イド:精神分析が好き。無意識の衝動を大事にしている。

超自我ジェンダー論が好き。世の中の男性中心主義を憂いている。

わたし:イドさんと超自我さんが折衷できる点を探る。フリーセックスについて現実主義的に考えている。

 

AVを教材にセックスする時代の帰結

わたし インターネットで手軽にAV(アダルトビデオ)を目にする現代の私たちは、AVを観ることでセックスを学びます。そのままAVというフィクションが現実の――AVの多くは男性向けに作られているため、多くの場合男性の――セックスを規定することにもなります。そのセックスの実態はいかがなものでしょうか。

超自我 よく言われることですが、AVにおけるセックスは、性暴力が伴っていたり、男に都合が良いように女性が快楽を覚えていたり、ガシガシと手マンをしていたり、といった感じで、現実の性関係におけるセックスと深刻なズレをきたしかねないものが多いんですね。

イド たしかに、AVが性癖の型を決めちゃうみたいなところありますよね。私たちはオナニーのオカズを渉猟する中で、好みの女優やシチュエーション、性的嗜好フェティシズムを掘り下げ、開発していきます。それと同時に、その欲望のあり方はなんらかの形に収束し、画定され、閉じてもいく場合も多いでしょうね。

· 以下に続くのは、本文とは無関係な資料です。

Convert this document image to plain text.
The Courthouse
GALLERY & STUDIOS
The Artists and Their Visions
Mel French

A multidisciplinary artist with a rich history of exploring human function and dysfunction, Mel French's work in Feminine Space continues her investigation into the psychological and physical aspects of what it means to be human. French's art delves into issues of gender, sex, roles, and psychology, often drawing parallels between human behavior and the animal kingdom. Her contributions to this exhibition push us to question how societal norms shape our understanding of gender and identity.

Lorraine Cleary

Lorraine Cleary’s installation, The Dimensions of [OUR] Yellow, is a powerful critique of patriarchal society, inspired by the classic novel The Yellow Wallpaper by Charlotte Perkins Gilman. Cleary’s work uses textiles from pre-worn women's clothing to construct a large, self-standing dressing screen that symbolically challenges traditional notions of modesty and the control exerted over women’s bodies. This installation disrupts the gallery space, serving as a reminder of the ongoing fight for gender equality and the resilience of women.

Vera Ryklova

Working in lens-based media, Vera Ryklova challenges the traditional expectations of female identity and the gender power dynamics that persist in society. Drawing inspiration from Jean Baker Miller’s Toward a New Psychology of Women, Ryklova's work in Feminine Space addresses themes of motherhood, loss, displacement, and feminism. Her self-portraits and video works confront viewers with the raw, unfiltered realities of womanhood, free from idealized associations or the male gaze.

 たとえば私はマゾヒストです。女性優位のシチュエーションのオカズでないと抜く気が起きません。高校時代に催眠オナニー(「催眠音声」によって自身を催眠にかけながらするオナニー)を実践していたことによって、たまたま乳首が開発されたこともあり、基本的に自身の乳首を触りながら射精することにしています。このようなルーティーンは、長年の絶えざる反復によって培われてきたと言えるでしょう。

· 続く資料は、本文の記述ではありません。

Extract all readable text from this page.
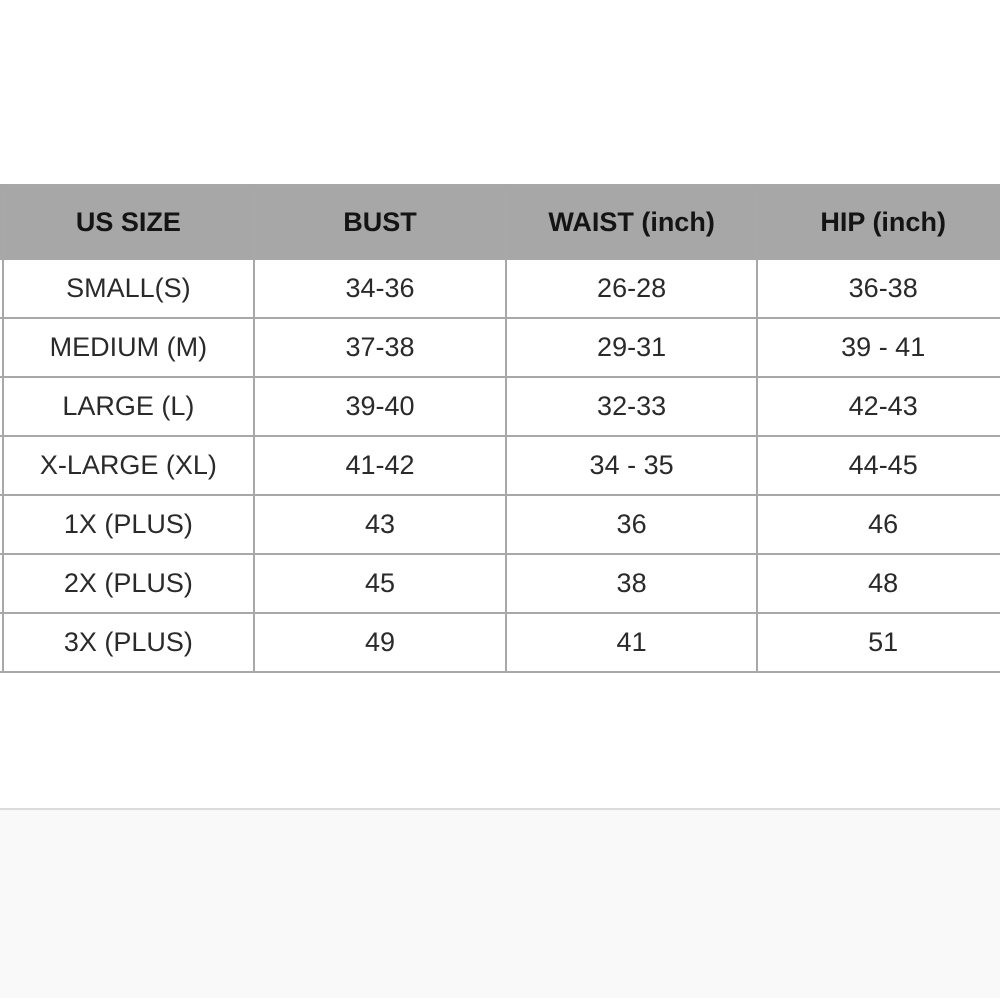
	US SIZE	BUST	WAIST (inch)	HIP (inch)
	SMALL(S)	34-36	26-28	36-38
	MEDIUM (M)	37-38	29-31	39 - 41
	LARGE (L)	39-40	32-33	42-43
	X-LARGE (XL)	41-42	34 - 35	44-45
	1X (PLUS)	43	36	46
	2X (PLUS)	45	38	48
	3X (PLUS)	49	41	51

超自我 そういうオナニー等によって閉じていった理想のイメージがそのままセックスへと投影されることも多いわけです。その帰結は、「他人の身体を使ってオナニーをする」という事態です。これは、2人でセックスしている場合の双方に起こっていることもあるでしょう。

 そこで起こっているのはおそらく、「相手をモノのように扱う」ということです。オナニーにのみ習熟してきた人は、相手が意志を持った人間である、ということに堪えられず、罪悪感をおぼえたり、逆におぞましさを感じたりすることになるわけです。だからそこから逃げて相手をモノ扱いしてしまう。

 

幻想は本能を超える

わたし そんな「2人オナニー」とも呼べる事態において、それでもセックスがある程度成り立っているのは、セックスの「ゴール」が明確に定まっているからでしょうね。そのゴールとは陰茎の膣への挿入、そしてオーガズム(“イく”こと)です。挿入する前のやり取りを「前戯」と呼ぶように、それは「本番」と対置されています。この社会では多くの場合、男性の射精によって幕を閉じることになっています。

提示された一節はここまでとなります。